Just wondering if there is any performance advantage to using either the short or long nozzle position on the Stihl BG86 blower,or are these different nozzle positions for convenience only?
Thanks,6012


----------



## 6012HD (Oct 10, 2020)

I realize how sensitive two strokes are regarding sealed crankcases,and crank shaft pulses for proper operation and also I read somewhere that some two stroke blowers(Stihl?) will hardly run with just the nozzle removed,so I thought maybe the length of the nozzle had some effect on the blower performance...maybe not?! Thanks,6012HD


----------



## lone wolf (Oct 10, 2020)

6012HD said:


> I realize how sensitive two strokes are regarding sealed crankcases,and crank shaft pulses for proper operation and also I read somewhere that some two stroke blowers(Stihl?) will hardly run with just the nozzle removed,so I thought maybe the length of the nozzle had some effect on the blower performance...maybe not?! Thanks,6012HD


Prob just a comfort thing if you are talking about the tube length.


----------



## 6012HD (Oct 11, 2020)

Thanks,6012HD


----------



## PasoRoblesJimmy (Oct 23, 2020)

For user comfort, I prefer the long tube on my BG86. For blowing leaves, I prefer the flat nozzle over the round nozzle.
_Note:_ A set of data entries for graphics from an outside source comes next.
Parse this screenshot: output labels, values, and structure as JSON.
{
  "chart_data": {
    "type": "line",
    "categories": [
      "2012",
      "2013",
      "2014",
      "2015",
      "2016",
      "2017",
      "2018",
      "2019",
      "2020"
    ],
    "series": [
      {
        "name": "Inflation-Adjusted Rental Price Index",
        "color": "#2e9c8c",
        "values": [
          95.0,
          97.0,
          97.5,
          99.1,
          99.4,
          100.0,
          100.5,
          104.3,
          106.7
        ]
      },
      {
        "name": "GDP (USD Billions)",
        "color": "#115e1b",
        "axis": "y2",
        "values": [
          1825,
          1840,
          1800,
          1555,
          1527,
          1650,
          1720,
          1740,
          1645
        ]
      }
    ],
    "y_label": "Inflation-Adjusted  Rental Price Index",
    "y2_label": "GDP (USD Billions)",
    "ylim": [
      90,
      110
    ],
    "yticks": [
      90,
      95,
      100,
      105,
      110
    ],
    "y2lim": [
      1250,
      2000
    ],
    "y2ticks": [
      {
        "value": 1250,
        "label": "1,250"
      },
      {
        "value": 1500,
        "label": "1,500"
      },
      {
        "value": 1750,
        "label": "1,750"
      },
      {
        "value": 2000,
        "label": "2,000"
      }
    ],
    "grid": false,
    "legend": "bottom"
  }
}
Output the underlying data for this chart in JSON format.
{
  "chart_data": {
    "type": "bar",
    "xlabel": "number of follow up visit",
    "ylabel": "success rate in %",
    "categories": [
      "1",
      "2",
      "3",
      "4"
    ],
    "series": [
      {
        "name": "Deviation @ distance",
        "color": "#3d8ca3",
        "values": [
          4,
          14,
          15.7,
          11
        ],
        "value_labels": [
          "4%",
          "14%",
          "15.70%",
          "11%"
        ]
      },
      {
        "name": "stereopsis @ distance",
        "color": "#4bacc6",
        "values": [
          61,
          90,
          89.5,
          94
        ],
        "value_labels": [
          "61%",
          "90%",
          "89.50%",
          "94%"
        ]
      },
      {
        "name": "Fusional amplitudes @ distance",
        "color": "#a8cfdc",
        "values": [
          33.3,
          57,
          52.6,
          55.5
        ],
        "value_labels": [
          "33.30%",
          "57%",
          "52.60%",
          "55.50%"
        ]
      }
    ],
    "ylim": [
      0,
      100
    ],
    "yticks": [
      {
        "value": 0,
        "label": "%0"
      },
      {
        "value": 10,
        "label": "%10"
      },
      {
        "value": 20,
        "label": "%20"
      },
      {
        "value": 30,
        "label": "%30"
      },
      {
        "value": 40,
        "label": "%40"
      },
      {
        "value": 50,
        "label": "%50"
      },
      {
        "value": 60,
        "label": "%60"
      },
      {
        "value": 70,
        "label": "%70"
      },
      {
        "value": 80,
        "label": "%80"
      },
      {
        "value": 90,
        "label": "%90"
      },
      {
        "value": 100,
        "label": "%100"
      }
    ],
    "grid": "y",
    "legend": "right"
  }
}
The flat nozzle gives more velocity. The round nozzle gives more volume.


----------



## 6012HD (Oct 23, 2020)

Thanks...so I guess it's just a personal preference as far as long or short nozzle.I use mainly the 'long' nozzle also.Thanks,6012HD


----------



## ElevatorGuy (Oct 23, 2020)

I bought one of those for my pops, It didn’t have multiple nozzles. He didn’t want the weight of my backpack blower but man using the handheld is painfully slow.


----------



## TBS (Oct 23, 2020)

Nozzle length is for convenience and conditions, the longer nozzle helps if things are a little wet.


----------